Chaque printemps, la nature québécoise nous offre son cadeau le plus précieux : la sève d’érable. Au Bistro L’Imprévu, cette saison est bien plus qu’un rendez-vous calendaire — c’est une invitation à célébrer le terroir avec tout le soin et la créativité que mérite ce nectar d’exception.
Il y a quelque chose de presque magique dans le temps des sucres. L’hiver cède doucement sa place, les érablières s’éveillent, et avec elles, toute une tradition culinaire qui appartient à l’âme du Québec. C’est dans cet esprit que nous avons imaginé notre Ardoise des Sucres : un menu court, intense, conçu pour mettre en valeur l’érable dans toute sa complexité — sa rondeur caramélisée, sa profondeur boisée, ses accents presque fumés.
Chez L’Imprévu, nous aimons bousculer les idées reçues. L’érable ne se cantonne pas aux crêpes du dimanche matin ni à la tire sur neige — aussi délicieuses soient-elles. Entre les mains de notre cuisine, il devient un fil conducteur gastronomique, capable d’élever une demi-glace comme de sublimer une ganache.
En entrée : le flanc de porc braisé fondant
Ce plat, c’est une ode au réconfort raffiné. Le flanc de porc est braisé lentement jusqu’à atteindre cette texture fondante qui se défait à la fourchette sans même y penser. Il repose sur un pain brioché maison — tendre, légèrement doré — qui absorbe les jus de cuisson et tient le tout ensemble comme le ferait un écrin.

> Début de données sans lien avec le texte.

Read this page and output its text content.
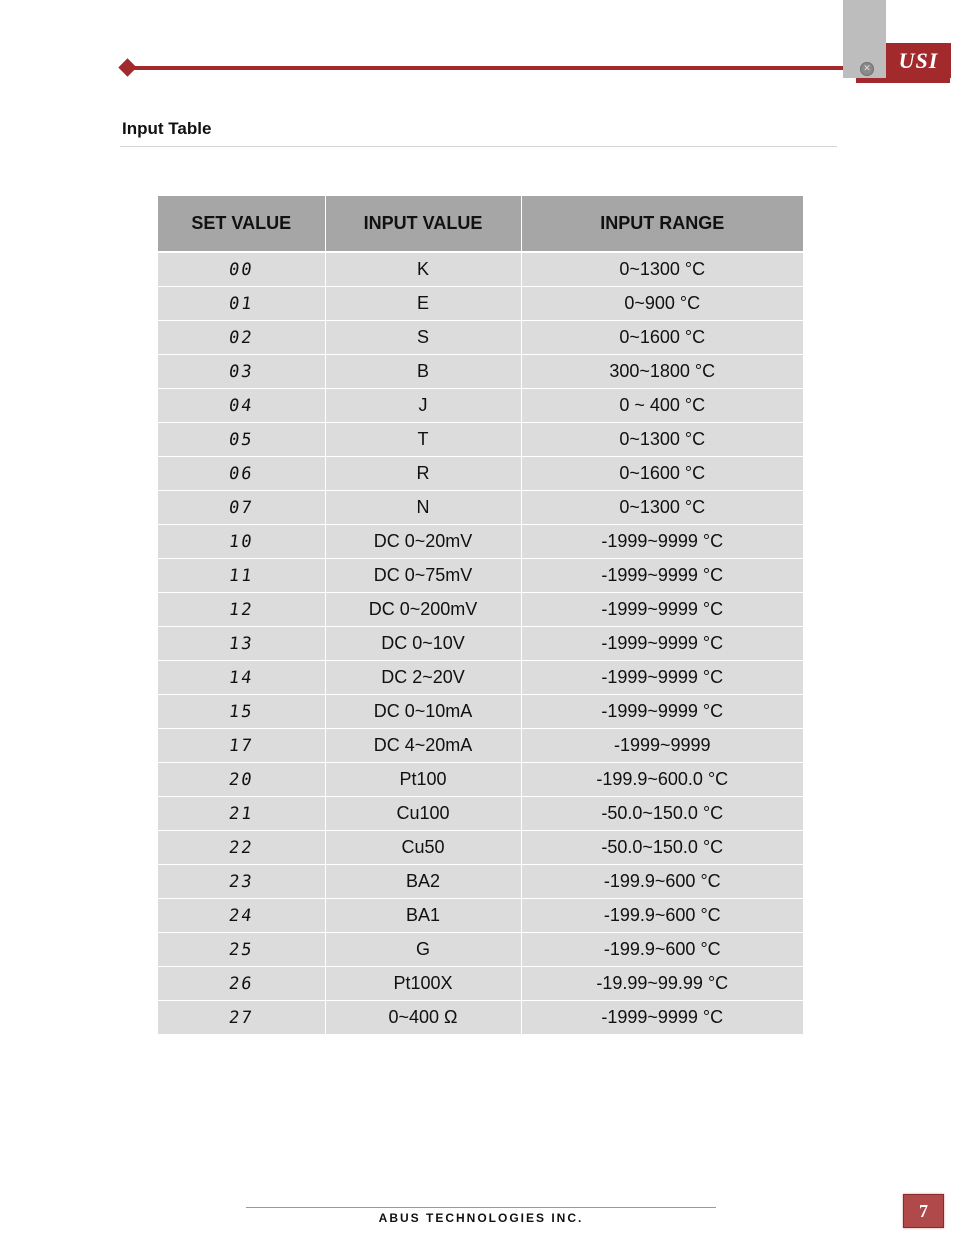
✕ USI
Input Table
SET VALUE	INPUT VALUE	INPUT RANGE
00	K	0~1300 °C
01	E	0~900 °C
02	S	0~1600 °C
03	B	300~1800 °C
04	J	0 ~ 400 °C
05	T	0~1300 °C
06	R	0~1600 °C
07	N	0~1300 °C
10	DC 0~20mV	-1999~9999 °C
11	DC 0~75mV	-1999~9999 °C
12	DC 0~200mV	-1999~9999 °C
13	DC 0~10V	-1999~9999 °C
14	DC 2~20V	-1999~9999 °C
15	DC 0~10mA	-1999~9999 °C
17	DC 4~20mA	-1999~9999
20	Pt100	-199.9~600.0 °C
21	Cu100	-50.0~150.0 °C
22	Cu50	-50.0~150.0 °C
23	BA2	-199.9~600 °C
24	BA1	-199.9~600 °C
25	G	-199.9~600 °C
26	Pt100X	-19.99~99.99 °C
27	0~400 Ω	-1999~9999 °C
ABUS TECHNOLOGIES INC.	7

Les chips de kale apportent la rupture : ce craquant végétal, presque minéral, qui contraste avec la richesse du porc. Les pommes confites glissent leur douceur fruitée dans l’ensemble, tandis que les oignons marinés tranchent avec leur acidité franche. Et puis il y a la demi-glace — notre demi-glace de foie gras et d’érable — soyeuse, profonde, qui enveloppe le tout d’une rondeur umami où le sirop d’érable s’exprime non pas comme un sucrant, mais comme une note de fond longue et élégante.
En dessert : le feuilleté croustillant
Si l’entrée est généreuse et charnelle, le dessert, lui, est tout en dentelle. Un feuilleté croustillant à la pâte légère comme un soupir, garni de pommes confites à l’érable — cuites doucement jusqu’à ce qu’elles deviennent translucides et concentrées en saveur, portant fièrement la signature du sirop qui les a enveloppées.
La crème de calvados arrive pour rappeler que la pomme a une âme normande, vive et légèrement alcoolisée, qui relève l’ensemble avec beaucoup de caractère. Et en finale, la ganache au caramel salé — onctueuse, intense, jouant sur ce fil fascinant entre la douceur et le sel — vient boucler le cercle. Un dessert qui commence dans le croustillant et finit dans la plénitude.
Une saison, une philosophie
Derrière ces deux plats, il y a une conviction qui guide notre cuisine depuis les débuts du Bistro : respecter les saisons, c’est respecter les gens qui mangent. L’érable de mars n’est pas le même que celui de mai — il est plus frais, plus vif, à peine sorti de sa dormance hivernale. C’est cet érable-là que nous travaillons, au moment précis où il a le meilleur à offrir.
Nous sourçons notre sirop auprès de producteurs locaux avec lesquels nous entretenons une relation de confiance et de réciprocité. Leur travail mérite d’être mis en valeur avec autant de soin qu’ils en mettent à récolter chaque goutte de sève.
L’Ardoise des Sucres est disponible en salle pour une durée limitée, jusqu’au 4 avril 2026. Parce que c’est aussi ça, la beauté du temps des sucres : il passe vite, et c’est précisément ce qui le rend si précieux.